Are you saying that brains will eventually be possible to copy with computers? In a thousand years, with completely different computers, maybe. Why not. But with current tech, forget about it.
General consensus is that this is hard-wired genetic behavior. It's mildly impressive, but nothing that we think we couldn't do on a computer with enough time and effort.
> In short, babies learn to speak without ever hearing what we would consider enough language.
All known humans who were deprived of social contact during early development were unable to learn speech later on. Babies get a ton of language stimulus; I'm not sure where you're getting "what we would consider enough".
> In a thousand years, with completely different computers, maybe.
We're only a few orders of magnitude off from standard COTS computer equipment being able to match the throughput you would expect from a human brain doing one "useful" thing per neuron at several kHz (which is probably a gross overestimation). Even if we decided to do a full neurophysiological simulation for every neuron in the brain, that only adds a few more orders of magnitude required compute power.
We expect to hit $1/(TFLOP/s) over the next 20 years or so, and there's physically no way the brain is doing more than a (PFLOP/s), unless neurons are doing some insane amount of work at a sub-neuronal level (which, I admit, is possible, but quite unlikely).
I would propose a long-term bet, but I'm not sure what the conditions would be.

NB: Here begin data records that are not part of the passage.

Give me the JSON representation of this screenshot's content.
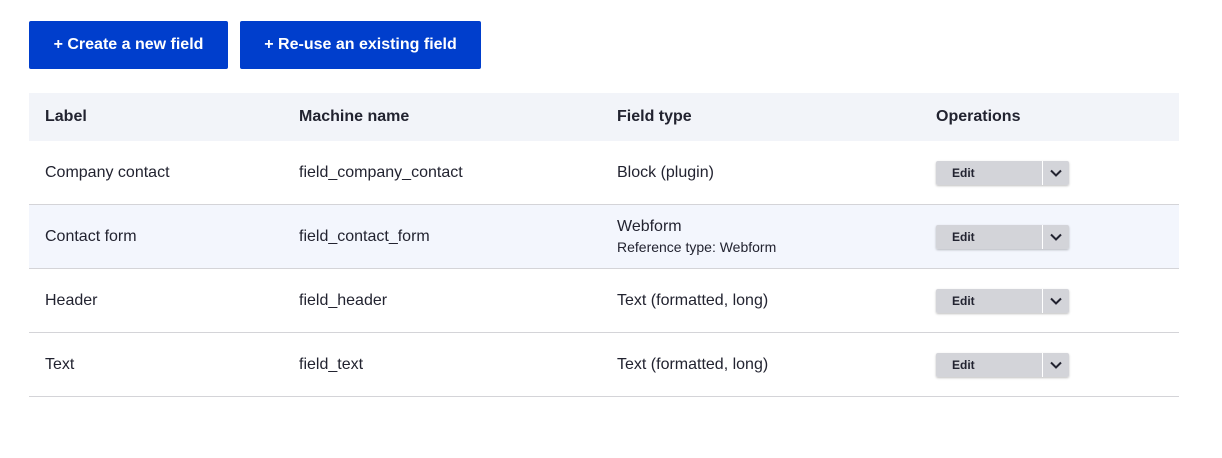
{
  "actions": {
    "create_label": "+ Create a new field",
    "reuse_label": "+ Re-use an existing field",
    "button_color": "#003ecc"
  },
  "table": {
    "headers": {
      "label": "Label",
      "machine_name": "Machine name",
      "field_type": "Field type",
      "operations": "Operations"
    },
    "rows": [
      {
        "label": "Company contact",
        "machine_name": "field_company_contact",
        "field_type": "Block (plugin)",
        "sub": "",
        "op": "Edit"
      },
      {
        "label": "Contact form",
        "machine_name": "field_contact_form",
        "field_type": "Webform",
        "sub": "Reference type: Webform",
        "op": "Edit"
      },
      {
        "label": "Header",
        "machine_name": "field_header",
        "field_type": "Text (formatted, long)",
        "sub": "",
        "op": "Edit"
      },
      {
        "label": "Text",
        "machine_name": "field_text",
        "field_type": "Text (formatted, long)",
        "sub": "",
        "op": "Edit"
      }
    ]
  },
  "icons": {
    "toggle": "chevron-down-icon"
  }
}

I haven't seen evidence of that. They're given a few things to start with. Then they seem to apply a hyper-effective scheme for learning on raw data that combines personal exploration (unsupervised) and societal guidance (supervised). It then takes these brains nearly two decades of training data & experiences to become effective in the real-world. Virtually everything people say about what ANN's might accomplish leaves off that last part that was critical to the superior architecture they're trying to compete with.
> The answer is simply that our brains are more than neural networks.
At the risk of wasting time arguing against mysticism, there is no evidence for either of these statements. (Well, the latter is technically true, but not in the way I think you mean. There's no particular reason an NN couldn't do anything a brain does.) The only thing we can say with confidence is that the OP's model focuses more on rhyme than content, which is true for a lot of popular rappers as well.